Continuous Detection
Unlike the castle-and-moat cybersecurity model many organizations still rely on, Zero Trust is built around a philosophy of “never trust, always verify.” This means that access to resources inside and outside a private network is only allowed once identity and authorization are verified. Various technologies, including IAM, multifactor authentication, push notifications, orchestration, and analytics, can power continuous authentication and verification.

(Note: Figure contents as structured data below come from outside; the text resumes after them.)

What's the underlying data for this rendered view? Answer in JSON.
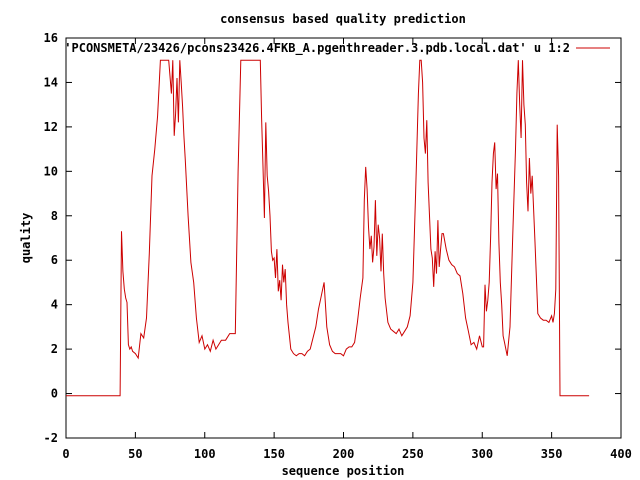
{
  "chart_data": {
    "type": "line",
    "title": "consensus based quality prediction",
    "xlabel": "sequence position",
    "ylabel": "quality",
    "xlim": [
      0,
      400
    ],
    "ylim": [
      -2,
      16
    ],
    "xticks": [
      0,
      50,
      100,
      150,
      200,
      250,
      300,
      350,
      400
    ],
    "yticks": [
      -2,
      0,
      2,
      4,
      6,
      8,
      10,
      12,
      14,
      16
    ],
    "grid": false,
    "legend_position": "top-right",
    "series_color": "#cc0000",
    "series": [
      {
        "name": "'PCONSMETA/23426/pcons23426.4FKB_A.pgenthreader.3.pdb.local.dat' u 1:2",
        "x": [
          0,
          39,
          40,
          41,
          42,
          43,
          44,
          45,
          46,
          47,
          48,
          50,
          52,
          54,
          56,
          58,
          60,
          62,
          64,
          66,
          68,
          70,
          72,
          74,
          76,
          77,
          78,
          79,
          80,
          81,
          82,
          83,
          84,
          85,
          86,
          88,
          90,
          92,
          94,
          96,
          98,
          100,
          102,
          104,
          106,
          108,
          110,
          112,
          115,
          118,
          120,
          122,
          124,
          126,
          128,
          130,
          135,
          140,
          141,
          142,
          143,
          144,
          145,
          146,
          147,
          148,
          149,
          150,
          151,
          152,
          153,
          154,
          155,
          156,
          157,
          158,
          159,
          160,
          162,
          164,
          166,
          168,
          170,
          172,
          174,
          176,
          178,
          180,
          182,
          184,
          186,
          188,
          190,
          192,
          194,
          196,
          198,
          200,
          202,
          204,
          206,
          208,
          210,
          212,
          214,
          215,
          216,
          217,
          218,
          219,
          220,
          221,
          222,
          223,
          224,
          225,
          226,
          227,
          228,
          229,
          230,
          232,
          234,
          236,
          238,
          240,
          242,
          244,
          246,
          248,
          250,
          252,
          254,
          255,
          256,
          257,
          258,
          259,
          260,
          261,
          262,
          263,
          264,
          265,
          266,
          267,
          268,
          269,
          270,
          271,
          272,
          274,
          276,
          278,
          280,
          282,
          284,
          286,
          288,
          290,
          292,
          294,
          296,
          298,
          300,
          301,
          302,
          303,
          304,
          305,
          306,
          307,
          308,
          309,
          310,
          311,
          312,
          313,
          314,
          315,
          316,
          318,
          320,
          322,
          324,
          325,
          326,
          327,
          328,
          329,
          330,
          331,
          332,
          333,
          334,
          335,
          336,
          338,
          340,
          342,
          344,
          346,
          348,
          350,
          351,
          352,
          353,
          354,
          355,
          356,
          360,
          365,
          370,
          375,
          377
        ],
        "y": [
          -0.1,
          -0.1,
          7.3,
          5.5,
          4.7,
          4.3,
          4.1,
          2.2,
          2.0,
          2.1,
          1.9,
          1.8,
          1.6,
          2.7,
          2.5,
          3.4,
          6.3,
          9.8,
          11.0,
          12.5,
          15.0,
          15.0,
          15.0,
          15.0,
          13.5,
          15.0,
          11.6,
          12.6,
          14.2,
          12.2,
          15.0,
          14.0,
          12.9,
          11.6,
          10.5,
          8.0,
          5.9,
          5.0,
          3.4,
          2.3,
          2.6,
          2.0,
          2.2,
          1.9,
          2.4,
          2.0,
          2.2,
          2.4,
          2.4,
          2.7,
          2.7,
          2.7,
          10.0,
          15.0,
          15.0,
          15.0,
          15.0,
          15.0,
          12.4,
          10.2,
          7.9,
          12.2,
          9.8,
          9.1,
          8.0,
          6.4,
          6.0,
          6.1,
          5.2,
          6.5,
          4.6,
          5.1,
          4.2,
          5.8,
          5.0,
          5.6,
          4.0,
          3.2,
          2.0,
          1.8,
          1.7,
          1.8,
          1.8,
          1.7,
          1.9,
          2.0,
          2.5,
          3.0,
          3.8,
          4.4,
          5.0,
          3.0,
          2.2,
          1.9,
          1.8,
          1.8,
          1.8,
          1.7,
          2.0,
          2.1,
          2.1,
          2.3,
          3.2,
          4.3,
          5.2,
          8.7,
          10.2,
          9.2,
          7.5,
          6.5,
          7.1,
          5.9,
          6.6,
          8.7,
          6.2,
          7.6,
          7.0,
          5.5,
          7.2,
          5.4,
          4.3,
          3.2,
          2.9,
          2.8,
          2.7,
          2.9,
          2.6,
          2.8,
          3.0,
          3.5,
          5.0,
          9.0,
          13.5,
          15.0,
          15.0,
          14.0,
          11.5,
          10.8,
          12.3,
          9.5,
          8.0,
          6.5,
          6.1,
          4.8,
          6.4,
          5.4,
          7.8,
          5.7,
          6.5,
          7.2,
          7.2,
          6.5,
          6.0,
          5.8,
          5.7,
          5.4,
          5.3,
          4.5,
          3.4,
          2.8,
          2.2,
          2.3,
          2.0,
          2.6,
          2.1,
          2.1,
          4.9,
          3.7,
          4.2,
          5.0,
          7.0,
          9.5,
          10.8,
          11.3,
          9.2,
          9.9,
          6.8,
          5.0,
          4.0,
          2.6,
          2.3,
          1.7,
          3.0,
          7.2,
          11.0,
          13.5,
          15.0,
          13.0,
          11.5,
          15.0,
          13.0,
          12.1,
          9.5,
          8.2,
          10.6,
          9.0,
          9.8,
          6.8,
          3.6,
          3.4,
          3.3,
          3.3,
          3.2,
          3.5,
          3.2,
          3.6,
          4.7,
          12.1,
          9.8,
          -0.1,
          -0.1,
          -0.1,
          -0.1,
          -0.1,
          -0.1
        ]
      }
    ]
  }
}
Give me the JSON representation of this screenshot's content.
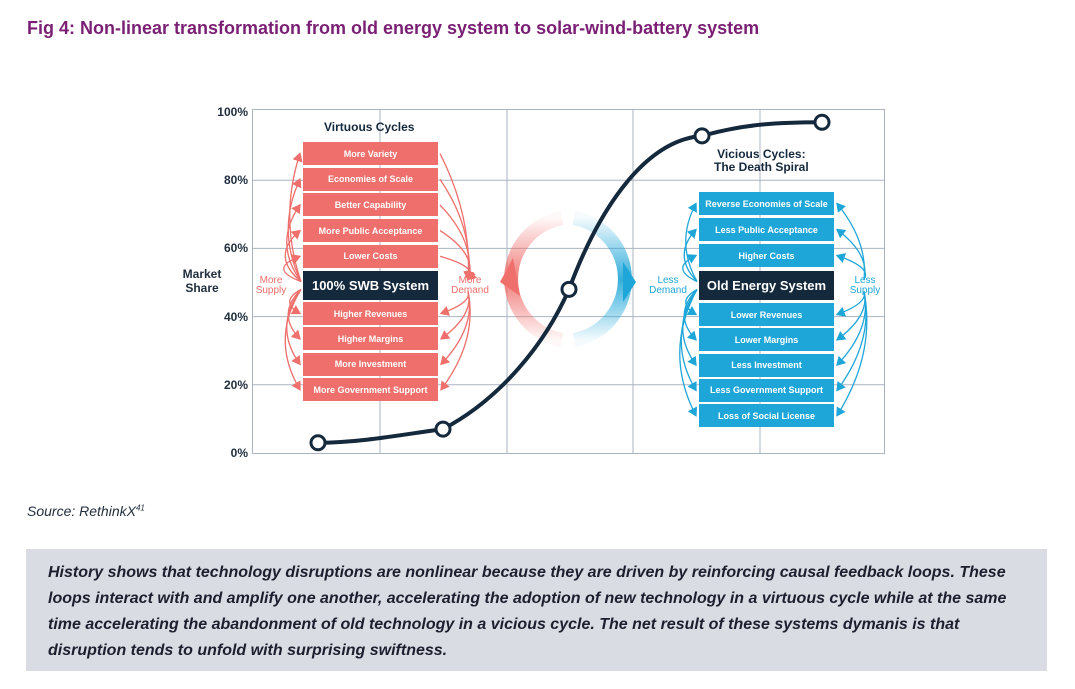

Zero Trust solutions also enforce the principle of least privilege, which means that users and devices are granted permissions only for what they need to do their jobs. This approach, combined with software-defined micro-segmentation of your data centers, distributed hybrid and multi-cloud environments, and data workflows, removes a resource’s network location’s role in its security posture. Instead, it’s protected by software-defined micro-segmentation based on user and device identities. Cyber resilience aims to accept that attacks will happen and build processes and tools that minimize their impact and recovery time. A Zero Trust framework provides a foundation for this by shifting the emphasis from preventing attacks to rapidly detecting them, escalating their impact, and mitigating their effect on business. This is critical to an organization’s ability to stay in business after a cyber attack. And it’s precisely what you need to survive the subsequent data breach, the next hacker, or the next insider threat.